Plans have been finalized to set aside 1.9 million acres of public land in Utah, Colorado and Wyoming for commercial development of about 800 billion barrels of recoverable oil, the Bureau of Land Management announced Thursday.

Those plans also include protecting some critical BLM and wilderness areas.

The oil is locked in shale under the so-called Green River Formation that spans three states. The BLM amended 12 land-use plans in its "Final Programmatic Environmental Impact Statement" published Thursday in the Federal Register.

"The goal of the BLM's oil-shale program is to promote economically viable and environmentally sound production of oil shale on Western lands," BLM Director Jim Caswell said in a statement. He said the oil being sought is "enough to meet U.S. demand for imported oil at current levels for 110 years."

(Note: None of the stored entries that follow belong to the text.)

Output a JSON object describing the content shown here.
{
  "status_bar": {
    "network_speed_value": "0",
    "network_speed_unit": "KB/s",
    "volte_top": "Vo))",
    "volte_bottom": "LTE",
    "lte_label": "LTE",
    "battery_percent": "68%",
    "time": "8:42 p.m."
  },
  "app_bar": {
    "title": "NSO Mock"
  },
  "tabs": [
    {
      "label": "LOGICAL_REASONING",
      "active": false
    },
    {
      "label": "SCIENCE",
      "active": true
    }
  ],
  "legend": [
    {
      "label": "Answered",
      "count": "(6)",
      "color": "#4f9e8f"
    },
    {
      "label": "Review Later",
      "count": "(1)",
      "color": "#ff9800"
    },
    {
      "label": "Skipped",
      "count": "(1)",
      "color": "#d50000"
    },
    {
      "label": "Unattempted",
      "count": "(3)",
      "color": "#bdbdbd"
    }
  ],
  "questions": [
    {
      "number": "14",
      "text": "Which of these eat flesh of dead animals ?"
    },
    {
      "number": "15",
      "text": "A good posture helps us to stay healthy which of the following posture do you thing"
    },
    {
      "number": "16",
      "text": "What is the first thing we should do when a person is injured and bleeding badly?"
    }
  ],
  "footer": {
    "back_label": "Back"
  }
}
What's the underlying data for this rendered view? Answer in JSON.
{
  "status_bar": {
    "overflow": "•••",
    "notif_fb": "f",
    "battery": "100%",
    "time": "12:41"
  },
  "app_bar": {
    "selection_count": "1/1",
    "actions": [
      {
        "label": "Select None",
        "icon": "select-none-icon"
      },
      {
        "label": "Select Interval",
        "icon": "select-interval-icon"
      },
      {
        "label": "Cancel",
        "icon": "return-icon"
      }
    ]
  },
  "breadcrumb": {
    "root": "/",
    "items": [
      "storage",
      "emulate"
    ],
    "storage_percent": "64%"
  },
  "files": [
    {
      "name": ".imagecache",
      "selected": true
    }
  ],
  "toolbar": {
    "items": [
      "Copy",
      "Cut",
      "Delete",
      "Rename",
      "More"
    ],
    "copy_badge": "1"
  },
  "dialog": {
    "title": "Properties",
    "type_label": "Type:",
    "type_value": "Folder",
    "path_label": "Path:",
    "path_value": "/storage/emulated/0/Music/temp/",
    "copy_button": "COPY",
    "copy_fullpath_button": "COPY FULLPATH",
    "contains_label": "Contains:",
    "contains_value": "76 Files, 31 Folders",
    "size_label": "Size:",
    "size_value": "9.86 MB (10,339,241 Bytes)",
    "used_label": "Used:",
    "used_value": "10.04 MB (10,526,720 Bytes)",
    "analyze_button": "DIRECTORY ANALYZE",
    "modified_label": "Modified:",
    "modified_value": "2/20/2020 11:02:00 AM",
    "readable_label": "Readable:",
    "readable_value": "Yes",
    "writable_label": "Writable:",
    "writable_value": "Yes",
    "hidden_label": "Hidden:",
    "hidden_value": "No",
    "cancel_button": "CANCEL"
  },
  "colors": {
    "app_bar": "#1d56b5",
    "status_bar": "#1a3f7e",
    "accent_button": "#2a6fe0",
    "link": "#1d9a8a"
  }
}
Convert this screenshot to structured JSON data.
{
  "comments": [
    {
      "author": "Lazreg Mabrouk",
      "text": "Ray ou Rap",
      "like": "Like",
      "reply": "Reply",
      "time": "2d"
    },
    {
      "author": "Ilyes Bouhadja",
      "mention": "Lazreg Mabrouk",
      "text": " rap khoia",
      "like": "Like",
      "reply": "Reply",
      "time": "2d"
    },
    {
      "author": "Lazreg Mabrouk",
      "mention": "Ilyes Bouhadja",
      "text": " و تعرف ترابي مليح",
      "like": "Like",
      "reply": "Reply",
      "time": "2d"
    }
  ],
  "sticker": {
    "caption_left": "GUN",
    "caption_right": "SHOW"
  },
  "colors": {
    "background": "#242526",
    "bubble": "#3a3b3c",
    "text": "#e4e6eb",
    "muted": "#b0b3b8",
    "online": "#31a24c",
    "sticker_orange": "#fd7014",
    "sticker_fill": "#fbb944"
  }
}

With many logistical and environmental hurdles yet to be cleared, actual commercial leasing of public land was only one step closer Thursday, with commercial development even further out as oil companies continue to refine techniques needed to extract the oil from shale. Currently there is a moratorium that essentially bars the BLM from leasing any public land for private oil-shale interests.

"The president has urged Congress to lift its moratorium that prevents our agency from preparing final regulations that would move this program forward so that our nation can be more energy self-reliant," Caswell said.

Under the 2005 Energy Policy Act, Congress made it clear that going after oil in shale will play a role in reducing the country's dependence on imported oil.

But some are accusing people like Utah Sens. Bob Bennett and Orrin Hatch of rushing to drill before all environmental concerns have been worked out. Hatch had a quick answer for critics on Thursday.

"A lot of folks have been armchair quarterbacking on the environmental aspects of oil-shale development in this country," Hatch said. "Now we have the official word from the actual experts on how the environment can be protected during oil-shale development."

The BLM said Thursday that 305,000 acres of BLM-managed lands in the potential development area would be excluded from oil-shale leasing. "No leasing would be allowed in wilderness areas, wilderness study areas, other units of the

BLM's National Landscape Conservation System and areas of critical environmental concern closed to mineral development," the BLM officials said.

"I commend the BLM for taking another important step toward leasing federal lands for oil-shale development," Bennett said Thursday. "The only obstacle standing in the way of producing more American oil through this abundant resource is Congress. As a senator from an oil-shale state, I will continue to fight this legislative battle to repeal the moratorium on oil shale."

Hatch and Bennett have generally criticized democratic lawmakers from back East, states where there are far less public lands issues, for holding up progress on developing oil-shale resources.

"By issuing this final study without having any real idea of the environmental or economic costs that shale and sand development will have to Utah's public lands, the BLM is putting the cart before the horse," said Stephen Bloch, conservation director and attorney for the Southern Utah Wilderness Alliance. He said issuing the document before having answers to key environmental questions is "irresponsible."